Paul joined other pro-life groups to demonstrate at the Democratic Convention in Boston.

“We debated pro-abortion clergy at Faneuil Hall, very effectively.  We also had a massive die-in out in the plaza in front of the convention.  The young people, including my 15-year-old daughter, laid down in fetal position with Face the Truth posters on top of them.

“We also went to the Paulist Center, where John Kerry is a member, and distributed Cardinal Ratzinger’s notes on receiving Holy Communion to the people coming to Mass.”

Paul and his brother Rob also picketed the Republicans for Choice dinner hosted by Planned Parenthood during the Republican Convention in New York.

More recently, Schenck has been traveling to Catholic parishes throughout the country with a priest from Priests for Life, urging Catholics to vote for pro-life candidates in the upcoming election.

Dubbing their effort the Two-by-Two Campaign, the priest and the layman first call on pastors.
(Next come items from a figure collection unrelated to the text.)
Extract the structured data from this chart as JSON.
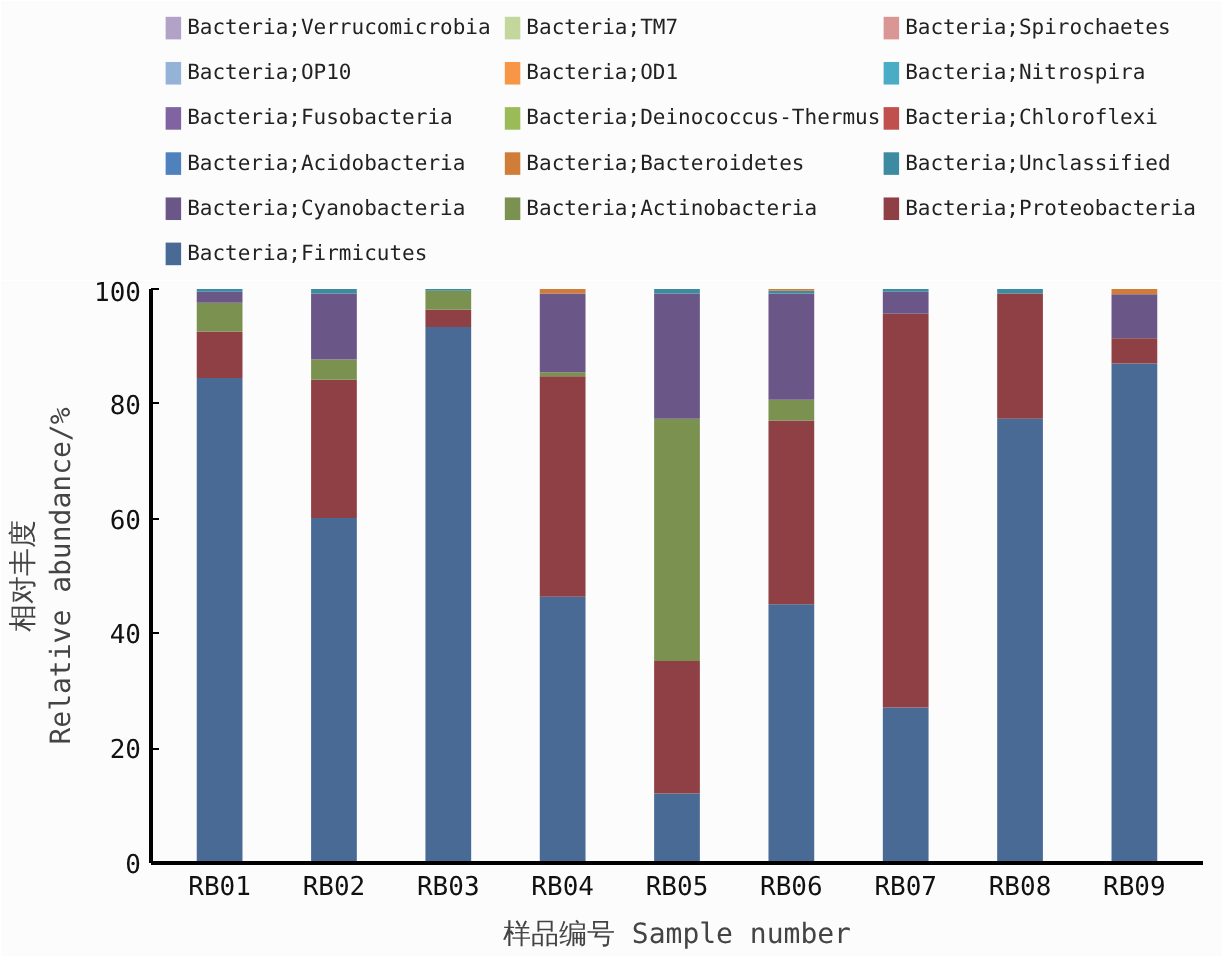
{
  "chart_data": {
    "type": "bar",
    "stacked": true,
    "xlabel": "样品编号 Sample number",
    "ylabel": "相对丰度\nRelative abundance/%",
    "categories": [
      "RB01",
      "RB02",
      "RB03",
      "RB04",
      "RB05",
      "RB06",
      "RB07",
      "RB08",
      "RB09"
    ],
    "ylim": [
      0,
      100
    ],
    "yticks": [
      0,
      20,
      40,
      60,
      80,
      100
    ],
    "grid": false,
    "legend": "top",
    "series": [
      {
        "name": "Bacteria;Firmicutes",
        "color": "#496a95",
        "values": [
          84.5,
          60.1,
          93.4,
          46.4,
          12.1,
          45.1,
          27.1,
          77.4,
          87.0
        ]
      },
      {
        "name": "Bacteria;Proteobacteria",
        "color": "#8e4044",
        "values": [
          8.1,
          24.1,
          3.0,
          38.4,
          23.1,
          32.0,
          68.6,
          21.8,
          4.4
        ]
      },
      {
        "name": "Bacteria;Actinobacteria",
        "color": "#7a9150",
        "values": [
          5.0,
          3.5,
          3.3,
          0.7,
          42.2,
          3.6,
          0,
          0,
          0
        ]
      },
      {
        "name": "Bacteria;Cyanobacteria",
        "color": "#6b5688",
        "values": [
          1.9,
          11.5,
          0,
          13.7,
          21.8,
          18.5,
          3.8,
          0,
          7.7
        ]
      },
      {
        "name": "Bacteria;Unclassified",
        "color": "#3d8ba0",
        "values": [
          0.5,
          0.8,
          0.3,
          0,
          0.8,
          0.5,
          0.5,
          0.8,
          0
        ]
      },
      {
        "name": "Bacteria;Bacteroidetes",
        "color": "#d17d3a",
        "values": [
          0,
          0,
          0,
          0.8,
          0,
          0.3,
          0,
          0,
          0.9
        ]
      },
      {
        "name": "Bacteria;Acidobacteria",
        "color": "#4f81bd",
        "values": [
          0,
          0,
          0,
          0,
          0,
          0,
          0,
          0,
          0
        ]
      },
      {
        "name": "Bacteria;Chloroflexi",
        "color": "#c0504d",
        "values": [
          0,
          0,
          0,
          0,
          0,
          0,
          0,
          0,
          0
        ]
      },
      {
        "name": "Bacteria;Deinococcus-Thermus",
        "color": "#9bbb59",
        "values": [
          0,
          0,
          0,
          0,
          0,
          0,
          0,
          0,
          0
        ]
      },
      {
        "name": "Bacteria;Fusobacteria",
        "color": "#8064a2",
        "values": [
          0,
          0,
          0,
          0,
          0,
          0,
          0,
          0,
          0
        ]
      },
      {
        "name": "Bacteria;Nitrospira",
        "color": "#4bacc6",
        "values": [
          0,
          0,
          0,
          0,
          0,
          0,
          0,
          0,
          0
        ]
      },
      {
        "name": "Bacteria;OD1",
        "color": "#f79646",
        "values": [
          0,
          0,
          0,
          0,
          0,
          0,
          0,
          0,
          0
        ]
      },
      {
        "name": "Bacteria;OP10",
        "color": "#95b3d7",
        "values": [
          0,
          0,
          0,
          0,
          0,
          0,
          0,
          0,
          0
        ]
      },
      {
        "name": "Bacteria;Spirochaetes",
        "color": "#d99694",
        "values": [
          0,
          0,
          0,
          0,
          0,
          0,
          0,
          0,
          0
        ]
      },
      {
        "name": "Bacteria;TM7",
        "color": "#c3d69b",
        "values": [
          0,
          0,
          0,
          0,
          0,
          0,
          0,
          0,
          0
        ]
      },
      {
        "name": "Bacteria;Verrucomicrobia",
        "color": "#b3a2c7",
        "values": [
          0,
          0,
          0,
          0,
          0,
          0,
          0,
          0,
          0
        ]
      }
    ]
  }
}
“We’re challenging and equipping them to motivate their people to cast their votes informed by their conscience, which is informed by the teachings of the Church,” Paul explains.

“We also do parish weekends:  the priest preaches the homily and I give a post-Communion talk.  We emphasize that Christians must use the stewardship of their vote to advance the culture of life.”

Dr. Schenck is currently pursuing a Catholic theological degree at Catholic Distance University.  He is exploring the possibility that a 1982 papal decree opening the Catholic priesthood to some Episcopal priests might allow him to be ordained.

“An exception can be granted for a married man; it must be by the Holy Father himself,” he notes.  “My initial contacts with members of the hierarchy have been very positive.

“If my ministry remains that of a layman, I will happily fulfill that ministry.  If I become a priest, that will be a blessing.”

Paul and his wife Rebecca are enrolled in the Church of the Resurrection in Ellicott City, where his younger children attend religious education classes, and he teaches seventh grade religious education.

His older sons, who are adults, attend Mass with him there.  “We’re making the transition,” he says.

Reflecting on his conversion, Paul says, “When I became a Catholic, I did not repudiate my baptism, my Evangelical heritage.  I brought that with me to the Catholic Church, where it belongs.

“I feel I can be a bridge between Evangelical Christians and Catholic Christians; together, we can be a formidable force for life.”